We had planned on two days at Trout Creek, but dense fog on Saturday convinced us to head onward 25 miles to Smith Rock State Park. But would it be sunny there? I used 1800 - BING - 411 to get connected to the Terrebone, OR Thriftway, where one of the store's checkers quizzically answered my meteorological inquiries and we were off.
Here's Allion on Zebra Zion. Despite this pitch of crack climbing, everything else we did was bolted. However, we had only brought down 2 quickdraws on the trip. (Trout Creek = Splitters with fixed anchors). After seeing us make a few "trad draws" via a set of wires and carabiners raided from cams, as well as utilizing my webbing belt/chalkbag as a runner, a local took pity on us and loaned us draws for the day. Thanks!

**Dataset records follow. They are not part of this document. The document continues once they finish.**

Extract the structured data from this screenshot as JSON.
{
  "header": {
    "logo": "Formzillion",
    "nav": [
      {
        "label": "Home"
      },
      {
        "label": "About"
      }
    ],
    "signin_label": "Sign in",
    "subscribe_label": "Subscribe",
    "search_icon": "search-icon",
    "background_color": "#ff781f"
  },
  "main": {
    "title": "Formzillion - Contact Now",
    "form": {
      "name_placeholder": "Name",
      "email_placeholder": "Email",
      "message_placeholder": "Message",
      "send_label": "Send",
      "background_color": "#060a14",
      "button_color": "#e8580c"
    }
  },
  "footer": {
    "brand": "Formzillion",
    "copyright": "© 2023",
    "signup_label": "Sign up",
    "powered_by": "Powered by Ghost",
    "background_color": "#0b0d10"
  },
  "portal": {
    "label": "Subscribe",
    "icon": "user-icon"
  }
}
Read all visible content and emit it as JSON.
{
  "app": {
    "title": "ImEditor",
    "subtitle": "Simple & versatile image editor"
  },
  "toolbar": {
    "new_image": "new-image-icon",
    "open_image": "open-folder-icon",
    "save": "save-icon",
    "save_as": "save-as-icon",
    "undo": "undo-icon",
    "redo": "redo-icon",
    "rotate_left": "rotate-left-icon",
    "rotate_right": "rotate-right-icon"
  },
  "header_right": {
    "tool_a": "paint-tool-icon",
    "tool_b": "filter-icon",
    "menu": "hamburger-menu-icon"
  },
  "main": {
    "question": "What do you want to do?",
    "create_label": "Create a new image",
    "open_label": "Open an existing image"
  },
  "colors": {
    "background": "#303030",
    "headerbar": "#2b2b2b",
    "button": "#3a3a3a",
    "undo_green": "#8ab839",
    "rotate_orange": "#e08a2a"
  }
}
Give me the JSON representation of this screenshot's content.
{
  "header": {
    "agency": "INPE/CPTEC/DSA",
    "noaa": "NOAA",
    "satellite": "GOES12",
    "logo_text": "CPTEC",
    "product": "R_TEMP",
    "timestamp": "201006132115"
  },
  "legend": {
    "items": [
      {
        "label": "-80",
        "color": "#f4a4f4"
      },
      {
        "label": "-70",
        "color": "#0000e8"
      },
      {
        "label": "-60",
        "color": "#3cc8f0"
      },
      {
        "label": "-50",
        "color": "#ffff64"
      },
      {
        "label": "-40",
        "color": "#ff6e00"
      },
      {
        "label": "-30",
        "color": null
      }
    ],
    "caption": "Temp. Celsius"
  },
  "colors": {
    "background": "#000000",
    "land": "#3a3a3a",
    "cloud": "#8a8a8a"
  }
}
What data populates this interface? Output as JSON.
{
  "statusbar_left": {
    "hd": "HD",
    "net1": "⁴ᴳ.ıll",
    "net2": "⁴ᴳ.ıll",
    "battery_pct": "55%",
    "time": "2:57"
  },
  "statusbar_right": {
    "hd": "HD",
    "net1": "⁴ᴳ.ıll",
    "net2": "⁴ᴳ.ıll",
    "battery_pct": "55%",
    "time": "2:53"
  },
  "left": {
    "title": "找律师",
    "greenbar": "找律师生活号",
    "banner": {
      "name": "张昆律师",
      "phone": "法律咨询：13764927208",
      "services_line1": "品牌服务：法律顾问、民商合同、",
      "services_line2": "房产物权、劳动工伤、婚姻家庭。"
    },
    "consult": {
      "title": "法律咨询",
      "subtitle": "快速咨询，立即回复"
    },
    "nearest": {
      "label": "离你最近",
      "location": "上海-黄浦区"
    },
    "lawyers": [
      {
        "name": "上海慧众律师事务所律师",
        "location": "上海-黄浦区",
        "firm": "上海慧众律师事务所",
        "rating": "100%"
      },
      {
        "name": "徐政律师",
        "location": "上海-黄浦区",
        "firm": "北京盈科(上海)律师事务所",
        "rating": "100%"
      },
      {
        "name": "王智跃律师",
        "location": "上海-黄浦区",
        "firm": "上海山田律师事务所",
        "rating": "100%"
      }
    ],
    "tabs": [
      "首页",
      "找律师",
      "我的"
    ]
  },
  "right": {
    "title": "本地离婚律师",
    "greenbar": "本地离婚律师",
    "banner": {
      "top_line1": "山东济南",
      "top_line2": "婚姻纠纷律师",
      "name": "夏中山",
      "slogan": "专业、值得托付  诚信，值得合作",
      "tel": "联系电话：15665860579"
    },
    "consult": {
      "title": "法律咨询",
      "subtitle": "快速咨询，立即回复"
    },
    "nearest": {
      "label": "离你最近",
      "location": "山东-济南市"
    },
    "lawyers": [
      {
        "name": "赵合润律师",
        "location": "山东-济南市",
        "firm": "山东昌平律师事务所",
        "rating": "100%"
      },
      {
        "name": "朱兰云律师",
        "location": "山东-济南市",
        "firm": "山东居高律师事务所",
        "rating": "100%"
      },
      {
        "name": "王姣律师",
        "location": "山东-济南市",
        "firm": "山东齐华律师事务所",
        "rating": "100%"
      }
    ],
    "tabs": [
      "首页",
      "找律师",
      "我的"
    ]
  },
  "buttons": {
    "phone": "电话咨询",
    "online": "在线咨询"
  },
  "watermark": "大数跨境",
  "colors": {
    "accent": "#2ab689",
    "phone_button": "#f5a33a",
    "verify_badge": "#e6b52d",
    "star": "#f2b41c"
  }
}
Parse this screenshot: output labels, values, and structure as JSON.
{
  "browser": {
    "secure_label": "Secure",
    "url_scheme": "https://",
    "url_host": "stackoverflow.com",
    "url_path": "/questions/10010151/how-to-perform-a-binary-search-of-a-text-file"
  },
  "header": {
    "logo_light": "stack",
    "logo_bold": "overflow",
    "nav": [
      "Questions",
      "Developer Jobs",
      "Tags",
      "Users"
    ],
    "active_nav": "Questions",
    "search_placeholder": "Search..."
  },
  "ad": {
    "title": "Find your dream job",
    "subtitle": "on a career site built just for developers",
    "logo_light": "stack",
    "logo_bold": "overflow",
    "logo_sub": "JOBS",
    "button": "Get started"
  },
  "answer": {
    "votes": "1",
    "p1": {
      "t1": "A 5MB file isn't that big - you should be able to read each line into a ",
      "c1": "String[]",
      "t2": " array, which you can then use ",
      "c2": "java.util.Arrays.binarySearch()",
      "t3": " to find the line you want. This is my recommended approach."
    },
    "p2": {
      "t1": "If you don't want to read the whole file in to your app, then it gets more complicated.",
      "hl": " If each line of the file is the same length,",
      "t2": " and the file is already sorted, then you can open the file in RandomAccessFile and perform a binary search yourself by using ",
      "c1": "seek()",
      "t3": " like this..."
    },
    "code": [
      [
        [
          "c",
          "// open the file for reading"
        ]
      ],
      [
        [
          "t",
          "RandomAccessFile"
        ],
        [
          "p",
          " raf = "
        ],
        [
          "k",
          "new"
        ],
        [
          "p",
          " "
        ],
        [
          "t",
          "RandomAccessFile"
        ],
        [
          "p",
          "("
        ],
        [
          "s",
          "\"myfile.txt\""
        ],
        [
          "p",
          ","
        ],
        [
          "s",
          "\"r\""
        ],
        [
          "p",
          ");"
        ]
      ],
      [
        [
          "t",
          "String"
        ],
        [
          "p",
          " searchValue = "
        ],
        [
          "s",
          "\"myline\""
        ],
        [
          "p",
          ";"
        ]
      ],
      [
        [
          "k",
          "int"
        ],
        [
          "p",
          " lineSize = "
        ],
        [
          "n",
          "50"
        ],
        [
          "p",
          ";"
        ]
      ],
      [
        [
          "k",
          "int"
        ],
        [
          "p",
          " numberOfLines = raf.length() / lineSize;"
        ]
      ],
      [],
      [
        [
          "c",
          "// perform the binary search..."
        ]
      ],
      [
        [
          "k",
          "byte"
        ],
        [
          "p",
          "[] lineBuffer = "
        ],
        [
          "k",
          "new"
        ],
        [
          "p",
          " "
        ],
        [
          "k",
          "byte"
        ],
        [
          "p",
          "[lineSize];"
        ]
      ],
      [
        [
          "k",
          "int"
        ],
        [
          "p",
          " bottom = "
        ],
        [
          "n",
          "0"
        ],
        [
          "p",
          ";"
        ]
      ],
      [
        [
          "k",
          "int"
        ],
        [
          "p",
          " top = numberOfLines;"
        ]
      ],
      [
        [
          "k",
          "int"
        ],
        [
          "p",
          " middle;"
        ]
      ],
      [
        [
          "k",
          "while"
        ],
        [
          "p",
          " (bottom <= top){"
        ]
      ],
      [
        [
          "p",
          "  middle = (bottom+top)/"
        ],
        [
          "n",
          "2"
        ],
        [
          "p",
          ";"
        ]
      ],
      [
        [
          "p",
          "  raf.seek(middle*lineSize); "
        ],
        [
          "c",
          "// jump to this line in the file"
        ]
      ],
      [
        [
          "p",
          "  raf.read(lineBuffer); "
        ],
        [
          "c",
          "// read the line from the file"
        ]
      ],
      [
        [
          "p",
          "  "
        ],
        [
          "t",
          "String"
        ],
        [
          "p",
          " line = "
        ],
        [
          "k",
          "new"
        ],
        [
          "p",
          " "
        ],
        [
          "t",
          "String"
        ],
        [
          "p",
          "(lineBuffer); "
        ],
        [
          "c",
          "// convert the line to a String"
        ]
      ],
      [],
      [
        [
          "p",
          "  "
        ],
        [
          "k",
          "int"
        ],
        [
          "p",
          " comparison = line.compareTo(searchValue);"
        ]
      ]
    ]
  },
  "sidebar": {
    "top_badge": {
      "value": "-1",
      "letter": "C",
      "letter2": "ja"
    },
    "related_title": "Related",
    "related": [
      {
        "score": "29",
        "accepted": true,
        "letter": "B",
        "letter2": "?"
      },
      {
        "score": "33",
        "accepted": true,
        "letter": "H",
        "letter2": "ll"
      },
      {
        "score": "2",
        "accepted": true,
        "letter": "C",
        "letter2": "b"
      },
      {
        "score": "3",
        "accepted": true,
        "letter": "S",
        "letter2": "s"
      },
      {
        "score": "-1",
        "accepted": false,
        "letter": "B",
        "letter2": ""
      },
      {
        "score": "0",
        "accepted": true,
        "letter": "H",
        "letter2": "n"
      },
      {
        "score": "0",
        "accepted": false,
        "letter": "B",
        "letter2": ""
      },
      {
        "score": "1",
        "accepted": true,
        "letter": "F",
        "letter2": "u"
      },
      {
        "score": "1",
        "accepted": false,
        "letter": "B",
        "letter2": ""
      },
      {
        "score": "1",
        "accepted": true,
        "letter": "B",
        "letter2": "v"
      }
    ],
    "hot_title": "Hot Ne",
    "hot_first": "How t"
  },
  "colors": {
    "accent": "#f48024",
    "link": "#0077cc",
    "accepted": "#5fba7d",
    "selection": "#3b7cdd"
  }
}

The sunset at Smith Rock was beautiful, with the Crooked River and Asterisk Pass framing and reflecting the glow.
The sun is only on the wall at Trout Creek these days from noon to 4:30, but we still managed to climb 6 routes up there.
Local guru and guidebook author Jeff Wenger and partner for the day |
Jeff and the crag dogs |
I think Trout Creek is the most convenient trad climbing anywhere. You don't need much gear, the routes are laughably close together, all pitches end in fixed lower-off carabiners, the locals are friendly, and the views are amazing. I'm definitely excited to keep ticking off more and more routes on every visit.
Blake doesn't just throw a rack of draws in the car... CLASSIC!